Finalmente, após cinco quedas homeopáticas semanais consecutivas, a projeção de Selic para a próxima reunião do Copom das cem instituições pesquisadas pelo Boletim Focus recuou a 11,75%. Incorpora e oficializa, desta forma, o consenso dos analistas de que a Copom irá no seu encontro de 11 de março insistir no ritmo de corte de um ponto com o qual iniciou, em janeiro, o ciclo de afrouxamento monetário. O compasso de revisão para baixo das expectativas de juro básico do Focus – uma das peças fundamentais do regime de metas de inflação – costuma ser até mais lentamente conservador do que as reações da política monetária.
O mercado futuro de juros da BM&F, cujas projeções já precificam há tempos o consenso de Selic a 11,75%, não ousou dar um passo além do Focus em face da baixa liquidez. O feriado americano do Dia do Presidente reduziu drasticamente o volume de negócios tanto no DI futuro quanto no mercado de câmbio. O movimento do primeiro foi de apenas 243 mil contratos, 70% menor que o giro de sexta-feira. A estimativa de CDI para o fim do ano caiu de 11,03% para 11,01%. No segundo, o volume de negócios tombou quase 90%, para US$ 520 milhões.
A expectativa de Selic para fim do ano do Boletim Focus caiu de 10,75% para 10,50%, alinhando-se à projeção das mais respeitáveis consultorias do país, entre as quais a AC Pastore & Associados. Ela prevê um ciclo completo de desaperto monetário de 3,25 pontos percentuais. O ciclo atual de afrouxamento, observa a consultoria do ex-presidente do BC, Affonso Celso Pastore, tem uma peculiaridade: \”É um ciclo de forte afrouxamento monetário que, contrariamente aos episódios ocorridos no passado, se inicia com as taxas de juros reais mais baixas ocorridas em toda a história do regime de metas de inflação no Brasil\”. Considerando a nova projeção de IPCA para os próximos 12 meses do Focus, de 4,63% (estava em 4,69% na semana anterior) e a taxa de ontem do swap de 360 dias – que recuou de 11,05% para 11% – o juro real ex-ante está em 6,09%, ainda bem perto do recorde de baixa de 6,02% definido no último dia 6.

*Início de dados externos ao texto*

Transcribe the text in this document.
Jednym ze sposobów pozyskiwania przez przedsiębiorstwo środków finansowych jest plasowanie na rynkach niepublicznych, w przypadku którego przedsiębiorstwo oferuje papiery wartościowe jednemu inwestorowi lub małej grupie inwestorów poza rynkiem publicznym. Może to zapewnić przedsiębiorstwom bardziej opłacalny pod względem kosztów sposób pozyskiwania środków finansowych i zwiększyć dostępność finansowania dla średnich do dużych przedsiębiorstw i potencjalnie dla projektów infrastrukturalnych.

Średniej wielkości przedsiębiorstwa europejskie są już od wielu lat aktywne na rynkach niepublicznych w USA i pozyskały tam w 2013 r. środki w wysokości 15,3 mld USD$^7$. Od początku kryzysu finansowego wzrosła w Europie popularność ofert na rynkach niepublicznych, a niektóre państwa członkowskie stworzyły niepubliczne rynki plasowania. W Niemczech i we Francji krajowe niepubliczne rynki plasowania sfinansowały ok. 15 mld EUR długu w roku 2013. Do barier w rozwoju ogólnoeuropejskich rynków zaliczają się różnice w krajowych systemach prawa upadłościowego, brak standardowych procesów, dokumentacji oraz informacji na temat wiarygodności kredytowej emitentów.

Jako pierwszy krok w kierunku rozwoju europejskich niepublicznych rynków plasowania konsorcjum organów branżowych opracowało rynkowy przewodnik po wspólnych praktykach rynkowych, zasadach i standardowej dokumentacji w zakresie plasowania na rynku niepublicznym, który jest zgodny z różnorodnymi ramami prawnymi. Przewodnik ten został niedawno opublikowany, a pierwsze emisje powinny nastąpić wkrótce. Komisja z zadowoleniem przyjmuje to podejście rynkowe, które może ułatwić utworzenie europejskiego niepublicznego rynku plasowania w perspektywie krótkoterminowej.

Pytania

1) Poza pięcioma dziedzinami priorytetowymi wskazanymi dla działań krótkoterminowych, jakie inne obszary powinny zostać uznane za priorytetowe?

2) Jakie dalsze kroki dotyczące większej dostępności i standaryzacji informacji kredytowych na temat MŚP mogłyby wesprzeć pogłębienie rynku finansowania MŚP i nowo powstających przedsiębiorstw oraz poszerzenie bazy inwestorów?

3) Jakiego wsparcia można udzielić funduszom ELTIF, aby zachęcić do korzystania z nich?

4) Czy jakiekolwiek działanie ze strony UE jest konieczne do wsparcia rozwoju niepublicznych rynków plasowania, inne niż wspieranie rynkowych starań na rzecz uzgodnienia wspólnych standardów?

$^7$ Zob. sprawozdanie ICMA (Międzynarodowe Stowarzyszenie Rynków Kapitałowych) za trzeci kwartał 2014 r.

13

Esta é a primeira vez em que se assiste, segundo Pastore, a um choque externo que contrai a demanda agregada. Esta continuará deprimida durante todo o ano. O BC pode derrubar o juro continuamente e sem remorso. E ao governo como um todo resta fazer uma política contracíclica que minore os efeitos da crise vinda de fora. O BC atua para compensar as ações pró-cíclicas do sistema. A pesada desaceleração do crescimento e o aumento do desemprego provocam inadimplências de empresas e consumidores. A reação dos bancos é classicamente pró-cíclica: contraem o crédito e elevam os spreads bancários.
Para neutralizar isso, o BC corta o juro básico, libera liquidez do compulsória, amplia a oferta de crédito à exportação e ajuda empresas a rolar dívida externa. E tenta reduzir o spread bancário nem que seja no grito. \”A liberação do compulsório e a queda da taxa Selic geram forças contrárias, minimizando a contração do crédito e o aumento do custo dos empréstimos\”, diz Pastore.
Apesar de o Focus gradualmente assumir a gravidade da crise, há ainda algumas contradições entre as suas estimativas. Embora a expectativa de IPCA acumulado para este ano tenha recuado na pesquisa divulgada ontem de 4,73% para 4,69%, ainda está exageradamente elevada para uma economia que deve crescer muito pouco em 2009. A estimativa de alta do PIB caiu de 1,7% para 1,5%, mas ainda se situa na corrente otimista do mercado. \”Uma economia que vinha rodando à velocidade de 5,5% e foi obrigado a frear para 1,5% certamente deve provocar naturalmente uma contração mais do que proporcional nas projeções inflacionárias\”, observa o diretor da NGO Câmbio, Sidnei Nehme. Uma expansão de produto de 1,5% provocaria não só inflação perto da meta de 4,5% como exigiria um remédio mais radical para 2010 sob a forma de uma Selic abaixo de 10,50% em dezembro. Como a política monetária leva até nove meses para surtir efeito, o BC não pode diminuir o passo monetário porque logo a decisão do Copom só produzirá efeito no ano que vem.
A escassa liquidez registrada ontem no mercado cambial por causa do feriado nos EUA distorceu a formação de preços. O dólar passou o dia quase sem se mexer, e só empreendeu uma rota de alta nos quinze minutos finais. E fechou com avanço de 0,66%, cotado a R$ 2,2790. O principal mercado formador do preço à vista – o pregão de dólar futuro da BM&F – também foi afetado pela ausência dos investidores americanos. O giro mal superou os US$ 2,5 bilhões, quando costuma bater em US$ 15 bilhões.